Cinco Ranch Aggie said:
I do love Zimmer's work. Truly, with scores to Interstellar, Man of Steel, Dune, The Dark Knight trilogy, No Time to Die, and Gladiator among my favorites. But even as great as he is, he cannot hold a candle to John Williams. JW's work is often a strong complement to the movie, in that he tells the story through his notes that you could identify with even if you didn't have the visuals to accompany the music. I have never gotten that from any other composer, including Zimmer.
Just going off instant recall and not looking anything up, I had a hard time coming up with a decent list of Zimmer's work, but for Williams I can easily list more than I did for Zimmer.
I think they are too different for me to say that Williams is that much greater than Zimmer.
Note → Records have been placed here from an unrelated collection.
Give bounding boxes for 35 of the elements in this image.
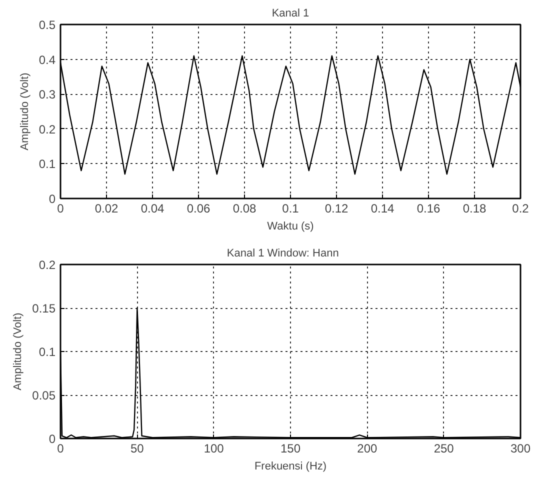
y-tick-label: 0.05	[32, 388, 56, 402]
x-axis-title: Waktu (s)	[267, 220, 314, 232]
x-tick-label: 0.08	[232, 202, 257, 216]
x-tick-label: 0.06	[186, 202, 211, 216]
x-axis-title: Frekuensi (Hz)	[254, 460, 327, 472]
y-tick-label: 0.1	[38, 157, 56, 172]
x-tick-label: 0.16	[416, 202, 441, 216]
y-tick-label: 0.1	[38, 345, 56, 359]
x-tick-label: 0.1	[282, 202, 300, 216]
x-tick-label: 0.14	[370, 202, 395, 216]
y-tick-label: 0.2	[38, 258, 56, 272]
x-tick-label: 0.12	[324, 202, 349, 216]
y-tick-label: 0.15	[32, 302, 56, 316]
x-tick-label: 0.18	[462, 202, 487, 216]
x-tick-label: 300	[510, 442, 531, 456]
x-tick-label: 50	[130, 442, 144, 456]
chart-title: Kanal 1	[272, 8, 310, 20]
y-tick-label: 0.4	[38, 52, 56, 67]
x-tick-label: 0.04	[140, 202, 165, 216]
y-tick-label: 0.3	[38, 88, 56, 102]
y-tick-label: 0.2	[38, 122, 56, 136]
x-tick-label: 0	[57, 202, 64, 216]
x-tick-label: 0.02	[94, 202, 119, 216]
y-tick-label: 0	[48, 192, 56, 206]
y-axis-title: Amplitudo (Volt)	[12, 312, 24, 390]
x-tick-label: 100	[204, 442, 224, 456]
y-tick-label: 0.5	[38, 18, 56, 32]
x-tick-label: 150	[280, 442, 301, 456]
chart-title: Kanal 1 Window: Hann	[226, 248, 339, 260]
x-tick-label: 200	[357, 442, 378, 456]
y-axis-title: Amplitudo (Volt)	[18, 72, 31, 150]
x-tick-label: 0	[57, 442, 64, 456]
y-tick-label: 0	[48, 432, 56, 446]
x-tick-label: 250	[434, 442, 454, 456]
x-tick-label: 0.2	[512, 202, 530, 216]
Williams is more classical in his compositions, while Zimmer is more contemporary. I think the results from both are excellent and tell wildly different stories. I would not want a Zimmer score over an Indiana Jones movie, and I would not want a Williams score over something like Inception. Just two different soundscapes needed for those films. I do think Williams is the better composer, though. Just that it's much closer for me.
One of the things that I think is kind of cool about both of these guys is that someone might try and belittle their work because they make movie scores; however, that's essentially what some of the greatest composers ever did. It's just that the movies of that day were operas. Wagner, Mozart, Handel, all those dudes were essentially scoring movies. Granted, Williams isn't writing arias for the actors to sing, but you know what I mean.